Le Yatga (1)

Un instrument de musique

 ULAANBAAATAR 2007

Depuis longtemps je désirais faire la connaissance de cet élégant objet au couleurs sonores de restaurant chinois, avec le pressentiment que cela devrait me conduire… quelque part ! Je posai la question à mon ami chanteur/danseur et chorégraphe Bayarbaatar qui me présenta une magicienne de l’instrument : Chinbat Baasankhuu avec qui nous allions tourner en concerts, autant en France qu’en Mongolie durant plusieurs saisons.
Cette rencontre était le point de départ d’une véritable étude : écouter, entendre et ré-entendre un répertoire nouveau pour moi, puis observer, enregistrer pour comprendre le Yatga, ses modes de jeu…  Contempler la danse des mains sur les cordes… Puis, dans un troisième temps, faire le pari de composer pour cet instrument, sur partitions, moi qui ne suis plus instrumentiste depuis bien longtemps et qui n’envisage souvent la composition que dans l’assemblage de sons enregistrés.  

L’INSTRUMENT ?
Il existe en deux versions : Le petit Yatga à 13 cordes et le grand Yatga qui, lui, en possède 21 (Pour yatga prononcez tout simplement “yata”).

Petit Yatga 

C’est l’instrument mongol par excellence, la forme la plus ancienne, robuste et facile à transporter (on l’accroche simplement à dos de chameau dans une simple housse, il participe à la vie des nomades).
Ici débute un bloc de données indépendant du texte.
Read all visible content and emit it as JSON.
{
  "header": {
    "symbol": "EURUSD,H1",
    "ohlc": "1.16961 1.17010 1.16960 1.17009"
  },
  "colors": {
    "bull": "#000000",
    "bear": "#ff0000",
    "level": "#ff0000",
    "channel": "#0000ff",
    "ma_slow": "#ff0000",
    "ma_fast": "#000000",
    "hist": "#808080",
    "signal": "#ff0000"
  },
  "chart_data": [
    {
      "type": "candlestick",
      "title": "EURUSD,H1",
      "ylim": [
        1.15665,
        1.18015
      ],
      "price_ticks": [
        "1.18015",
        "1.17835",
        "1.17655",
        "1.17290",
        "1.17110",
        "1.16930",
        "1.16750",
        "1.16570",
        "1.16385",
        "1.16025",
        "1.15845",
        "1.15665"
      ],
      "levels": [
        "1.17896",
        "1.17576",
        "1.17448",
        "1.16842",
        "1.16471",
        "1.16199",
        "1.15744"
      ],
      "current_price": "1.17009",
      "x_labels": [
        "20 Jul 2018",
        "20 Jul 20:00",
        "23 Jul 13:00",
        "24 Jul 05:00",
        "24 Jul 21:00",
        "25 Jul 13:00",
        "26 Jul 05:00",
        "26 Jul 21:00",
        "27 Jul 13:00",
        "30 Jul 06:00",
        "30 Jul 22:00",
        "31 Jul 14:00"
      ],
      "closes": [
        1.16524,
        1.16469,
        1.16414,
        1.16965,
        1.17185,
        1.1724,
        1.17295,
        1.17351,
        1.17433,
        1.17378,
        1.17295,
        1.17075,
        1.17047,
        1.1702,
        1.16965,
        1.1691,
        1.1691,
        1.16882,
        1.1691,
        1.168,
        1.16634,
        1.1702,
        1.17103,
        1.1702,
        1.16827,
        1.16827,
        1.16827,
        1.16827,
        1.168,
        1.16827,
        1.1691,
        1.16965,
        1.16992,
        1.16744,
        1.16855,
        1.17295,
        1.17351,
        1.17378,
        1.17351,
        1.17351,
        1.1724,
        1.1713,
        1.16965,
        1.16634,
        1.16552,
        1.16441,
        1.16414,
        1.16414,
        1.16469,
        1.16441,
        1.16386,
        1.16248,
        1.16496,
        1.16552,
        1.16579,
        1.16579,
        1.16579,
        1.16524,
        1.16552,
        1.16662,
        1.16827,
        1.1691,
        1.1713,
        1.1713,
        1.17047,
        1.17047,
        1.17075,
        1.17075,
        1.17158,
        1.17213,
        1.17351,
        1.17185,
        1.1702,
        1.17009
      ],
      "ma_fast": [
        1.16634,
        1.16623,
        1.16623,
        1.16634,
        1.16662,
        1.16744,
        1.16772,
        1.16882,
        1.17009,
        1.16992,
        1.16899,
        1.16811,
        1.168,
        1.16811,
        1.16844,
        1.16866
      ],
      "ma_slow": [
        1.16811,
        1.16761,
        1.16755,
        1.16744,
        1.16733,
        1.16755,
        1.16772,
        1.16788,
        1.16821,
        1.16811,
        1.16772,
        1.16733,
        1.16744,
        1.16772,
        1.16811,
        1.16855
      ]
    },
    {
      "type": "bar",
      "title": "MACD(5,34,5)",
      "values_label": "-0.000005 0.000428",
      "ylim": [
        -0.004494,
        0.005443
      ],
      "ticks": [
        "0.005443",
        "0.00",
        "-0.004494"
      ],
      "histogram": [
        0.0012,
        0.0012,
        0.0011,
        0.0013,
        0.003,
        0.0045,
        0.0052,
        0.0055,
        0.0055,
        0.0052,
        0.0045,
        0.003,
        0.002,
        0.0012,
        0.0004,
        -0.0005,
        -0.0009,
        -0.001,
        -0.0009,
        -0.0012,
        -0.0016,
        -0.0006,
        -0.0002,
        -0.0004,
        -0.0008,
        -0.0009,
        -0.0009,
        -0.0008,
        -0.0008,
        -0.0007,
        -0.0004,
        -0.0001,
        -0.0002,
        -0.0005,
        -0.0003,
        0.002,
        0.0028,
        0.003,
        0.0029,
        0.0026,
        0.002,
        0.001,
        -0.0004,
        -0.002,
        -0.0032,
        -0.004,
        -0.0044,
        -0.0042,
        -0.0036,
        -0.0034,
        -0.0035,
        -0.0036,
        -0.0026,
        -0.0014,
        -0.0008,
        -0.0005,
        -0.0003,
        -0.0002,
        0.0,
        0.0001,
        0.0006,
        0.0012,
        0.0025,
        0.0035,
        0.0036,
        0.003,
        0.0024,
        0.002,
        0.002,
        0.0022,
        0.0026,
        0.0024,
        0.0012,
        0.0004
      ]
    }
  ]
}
Il est propre à accompagner les chants ou à jouer seul, sous la yourte ou en plein air, dans la steppe. La caisse est peu profonde et donne à l’instrument le profil d’une planche de snowboard ! Les chevalets de bois, tous mobiles sont hauts et permettent d’accorder l’instrument rapidement. Avec ses 13 cordes de soie, le petit Yatga, le plus souvent, se joue assis, posé sur les genoux, le bout de l’instrument posé au sol.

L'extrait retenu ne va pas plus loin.